What the data tells the broader pair-bond debate
The most important finding from same-sex relationship research is not about gay people. It is that the pair bond is robust to gender composition but fragile without institutional support; that the predictors of success and failure are universal; that gender shapes the texture of how relationships run but not the underlying mechanism; and that the social environment around the couple is at least as important as anything inside it. This is a finding the heterosexual-relationship literature has trouble seeing clearly because it has never had a counterfactual. Same-sex data provides the counterfactual, and it tells us that what is collapsing in the broader pair-bond decline is not gendered scripts. It is the scaffolding. The same-sex case shows what becomes possible when the scaffolding is built. It also shows what remains hard even then: human dyads are difficult, and gender composition shifts the difficulties but does not remove them.
Citations
Kurdek, Lawrence A. "Are Gay and Lesbian Cohabiting Couples Really Different from Heterosexual Married Couples?" Journal of Marriage and Family 66, no. 4 (2004): 880–900.
Kurdek, Lawrence A. "What Do We Know About Gay and Lesbian Couples?" Current Directions in Psychological Science 14, no. 5 (2005): 251–254.
Peplau, Letitia Anne, and Adam W. Fingerhut. "The Close Relationships of Lesbians and Gay Men." Annual Review of Psychology 58 (2007): 405–424.
Peplau, Letitia Anne, and Leah R. Spalding. "The Close Relationships of Lesbians, Gay Men, and Bisexuals." In Close Relationships: A Sourcebook, edited by Clyde Hendrick and Susan Hendrick. Thousand Oaks, CA: Sage, 2000.
Lundquist, Jennifer Hickes, and Ken-Hou Lin. "Is Love (Color) Blind? The Economy of Race Among Gay and Straight Daters." Social Forces 93, no. 4 (2015): 1423–1449.
Lundquist, Jennifer Hickes. "Marriage Equality: A Demographic Perspective." Population and Development Review 47, no. 3 (2021): 543–558.
Carrington, Christopher. No Place Like Home: Relationships and Family Life Among Lesbians and Gay Men. Chicago: University of Chicago Press, 1999.

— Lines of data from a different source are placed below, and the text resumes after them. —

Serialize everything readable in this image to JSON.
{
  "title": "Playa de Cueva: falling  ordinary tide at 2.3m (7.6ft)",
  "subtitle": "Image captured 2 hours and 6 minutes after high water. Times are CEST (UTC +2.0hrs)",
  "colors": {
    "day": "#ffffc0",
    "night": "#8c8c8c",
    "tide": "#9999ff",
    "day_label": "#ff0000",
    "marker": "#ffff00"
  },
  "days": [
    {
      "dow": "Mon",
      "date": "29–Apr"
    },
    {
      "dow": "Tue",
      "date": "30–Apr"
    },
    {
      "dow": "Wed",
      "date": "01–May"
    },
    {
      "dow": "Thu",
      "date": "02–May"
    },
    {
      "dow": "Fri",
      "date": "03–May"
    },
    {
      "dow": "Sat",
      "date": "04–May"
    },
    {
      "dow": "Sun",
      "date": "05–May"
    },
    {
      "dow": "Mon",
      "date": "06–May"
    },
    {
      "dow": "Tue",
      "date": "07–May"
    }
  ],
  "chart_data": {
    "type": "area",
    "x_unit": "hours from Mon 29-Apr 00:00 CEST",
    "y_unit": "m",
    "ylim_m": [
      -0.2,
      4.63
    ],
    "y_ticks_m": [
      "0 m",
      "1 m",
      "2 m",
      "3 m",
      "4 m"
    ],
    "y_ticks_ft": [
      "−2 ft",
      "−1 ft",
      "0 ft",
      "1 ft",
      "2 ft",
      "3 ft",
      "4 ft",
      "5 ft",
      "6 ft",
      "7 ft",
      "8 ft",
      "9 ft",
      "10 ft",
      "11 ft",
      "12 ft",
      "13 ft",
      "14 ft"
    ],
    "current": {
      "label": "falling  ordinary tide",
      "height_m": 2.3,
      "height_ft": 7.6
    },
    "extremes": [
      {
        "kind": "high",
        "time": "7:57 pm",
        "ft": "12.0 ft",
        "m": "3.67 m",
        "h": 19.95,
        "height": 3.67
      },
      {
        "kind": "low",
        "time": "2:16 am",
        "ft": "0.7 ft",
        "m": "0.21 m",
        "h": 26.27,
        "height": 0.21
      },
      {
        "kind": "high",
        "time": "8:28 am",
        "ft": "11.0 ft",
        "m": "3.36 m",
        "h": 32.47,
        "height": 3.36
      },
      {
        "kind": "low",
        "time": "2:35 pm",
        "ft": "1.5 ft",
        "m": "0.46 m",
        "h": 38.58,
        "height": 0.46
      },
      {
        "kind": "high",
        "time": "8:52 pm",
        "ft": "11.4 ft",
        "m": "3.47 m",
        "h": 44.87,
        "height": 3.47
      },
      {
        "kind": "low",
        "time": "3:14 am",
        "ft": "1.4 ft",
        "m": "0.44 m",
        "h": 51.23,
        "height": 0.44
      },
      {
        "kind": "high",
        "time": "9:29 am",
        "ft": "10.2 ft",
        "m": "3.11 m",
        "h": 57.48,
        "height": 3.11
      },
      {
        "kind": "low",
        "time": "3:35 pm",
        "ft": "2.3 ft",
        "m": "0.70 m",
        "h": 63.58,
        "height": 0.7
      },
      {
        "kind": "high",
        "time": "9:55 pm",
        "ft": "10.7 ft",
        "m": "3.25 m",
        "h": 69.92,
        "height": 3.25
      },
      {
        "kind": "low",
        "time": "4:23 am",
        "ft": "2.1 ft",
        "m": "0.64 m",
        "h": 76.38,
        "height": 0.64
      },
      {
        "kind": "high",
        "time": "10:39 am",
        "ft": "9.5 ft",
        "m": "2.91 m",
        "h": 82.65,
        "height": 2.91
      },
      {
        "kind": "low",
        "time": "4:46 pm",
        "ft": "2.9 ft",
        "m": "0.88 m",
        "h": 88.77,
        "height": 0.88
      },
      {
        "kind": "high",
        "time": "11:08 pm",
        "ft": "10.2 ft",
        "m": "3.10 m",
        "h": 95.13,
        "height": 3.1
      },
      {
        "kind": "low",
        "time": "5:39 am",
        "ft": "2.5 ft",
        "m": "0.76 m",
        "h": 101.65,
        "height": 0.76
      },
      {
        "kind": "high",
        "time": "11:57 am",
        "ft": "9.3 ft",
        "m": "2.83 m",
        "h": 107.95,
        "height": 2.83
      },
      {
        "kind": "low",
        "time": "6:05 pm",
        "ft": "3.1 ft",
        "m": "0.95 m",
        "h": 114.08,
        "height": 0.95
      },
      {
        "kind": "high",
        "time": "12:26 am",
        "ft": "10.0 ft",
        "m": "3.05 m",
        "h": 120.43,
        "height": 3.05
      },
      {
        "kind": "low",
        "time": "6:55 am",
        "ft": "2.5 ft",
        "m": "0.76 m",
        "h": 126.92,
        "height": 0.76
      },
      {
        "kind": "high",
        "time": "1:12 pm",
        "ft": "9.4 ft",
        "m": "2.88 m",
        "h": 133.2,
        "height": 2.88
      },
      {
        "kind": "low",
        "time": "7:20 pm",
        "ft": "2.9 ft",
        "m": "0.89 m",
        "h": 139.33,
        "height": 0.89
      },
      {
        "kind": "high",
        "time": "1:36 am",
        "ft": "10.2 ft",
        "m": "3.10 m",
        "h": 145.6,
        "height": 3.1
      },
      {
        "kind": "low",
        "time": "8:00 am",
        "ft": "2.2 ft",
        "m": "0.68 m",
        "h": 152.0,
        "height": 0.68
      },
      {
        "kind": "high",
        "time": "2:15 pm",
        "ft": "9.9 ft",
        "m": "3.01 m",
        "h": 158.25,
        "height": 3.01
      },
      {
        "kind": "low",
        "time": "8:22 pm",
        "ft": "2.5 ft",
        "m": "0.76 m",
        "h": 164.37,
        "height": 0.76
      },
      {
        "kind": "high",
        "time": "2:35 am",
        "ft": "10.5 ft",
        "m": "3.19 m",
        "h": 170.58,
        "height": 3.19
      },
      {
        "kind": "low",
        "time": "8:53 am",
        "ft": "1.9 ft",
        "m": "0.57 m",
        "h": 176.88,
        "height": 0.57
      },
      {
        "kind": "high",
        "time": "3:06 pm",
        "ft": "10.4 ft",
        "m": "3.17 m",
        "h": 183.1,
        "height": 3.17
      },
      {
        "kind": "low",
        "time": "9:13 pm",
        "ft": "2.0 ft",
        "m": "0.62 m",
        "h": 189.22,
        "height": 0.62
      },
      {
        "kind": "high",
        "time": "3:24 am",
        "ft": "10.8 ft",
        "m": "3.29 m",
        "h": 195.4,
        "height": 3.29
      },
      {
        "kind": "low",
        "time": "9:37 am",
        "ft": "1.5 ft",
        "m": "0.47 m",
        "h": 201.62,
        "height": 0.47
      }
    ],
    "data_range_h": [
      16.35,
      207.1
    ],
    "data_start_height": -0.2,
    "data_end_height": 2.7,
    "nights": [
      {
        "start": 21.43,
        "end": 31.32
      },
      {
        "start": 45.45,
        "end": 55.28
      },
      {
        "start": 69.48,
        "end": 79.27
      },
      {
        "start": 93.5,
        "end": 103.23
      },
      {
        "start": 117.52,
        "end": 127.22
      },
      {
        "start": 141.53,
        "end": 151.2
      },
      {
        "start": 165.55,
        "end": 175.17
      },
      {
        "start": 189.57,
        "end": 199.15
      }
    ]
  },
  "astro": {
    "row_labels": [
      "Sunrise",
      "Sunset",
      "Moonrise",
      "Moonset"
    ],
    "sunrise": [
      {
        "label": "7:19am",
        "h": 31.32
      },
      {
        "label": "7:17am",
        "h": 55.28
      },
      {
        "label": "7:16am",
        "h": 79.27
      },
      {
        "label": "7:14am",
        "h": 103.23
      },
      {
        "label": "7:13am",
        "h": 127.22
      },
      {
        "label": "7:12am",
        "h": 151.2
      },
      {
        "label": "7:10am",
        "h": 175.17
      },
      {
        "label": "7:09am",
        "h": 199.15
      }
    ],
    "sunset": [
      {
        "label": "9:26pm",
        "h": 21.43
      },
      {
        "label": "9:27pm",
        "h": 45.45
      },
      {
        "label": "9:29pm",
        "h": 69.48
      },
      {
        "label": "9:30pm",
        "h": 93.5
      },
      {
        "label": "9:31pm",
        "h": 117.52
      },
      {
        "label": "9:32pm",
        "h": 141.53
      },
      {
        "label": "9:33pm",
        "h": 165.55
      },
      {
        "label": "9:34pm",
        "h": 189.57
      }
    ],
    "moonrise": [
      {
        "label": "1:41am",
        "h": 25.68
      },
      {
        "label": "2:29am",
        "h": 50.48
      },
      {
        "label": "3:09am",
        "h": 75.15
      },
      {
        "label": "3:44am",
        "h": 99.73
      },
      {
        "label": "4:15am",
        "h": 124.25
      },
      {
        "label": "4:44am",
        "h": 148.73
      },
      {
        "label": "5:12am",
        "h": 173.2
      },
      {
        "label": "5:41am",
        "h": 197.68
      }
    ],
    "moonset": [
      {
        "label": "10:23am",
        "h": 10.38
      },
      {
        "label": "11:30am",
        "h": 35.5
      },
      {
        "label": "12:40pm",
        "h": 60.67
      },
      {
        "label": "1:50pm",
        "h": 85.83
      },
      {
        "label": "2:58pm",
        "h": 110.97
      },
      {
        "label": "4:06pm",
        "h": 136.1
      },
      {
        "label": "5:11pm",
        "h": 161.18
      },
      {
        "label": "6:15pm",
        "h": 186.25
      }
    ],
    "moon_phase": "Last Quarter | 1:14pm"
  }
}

Cherlin, Andrew J. The Marriage-Go-Round: The State of Marriage and the Family in America Today. New York: Knopf, 2009.
Hrdy, Sarah Blaffer. Mothers and Others: The Evolutionary Origins of Mutual Understanding. Cambridge, MA: Belknap Press, 2009.
Dunbar, Robin. Friends: Understanding the Power of Our Most Important Relationships. London: Little, Brown, 2021.
McLanahan, Sara. "Diverging Destinies: How Children Are Faring Under the Second Demographic Transition." Demography 41, no. 4 (2004): 607–627.
Wuthnow, Robert. Loose Connections: Joining Together in America's Fragmented Communities. Cambridge, MA: Harvard University Press, 1998.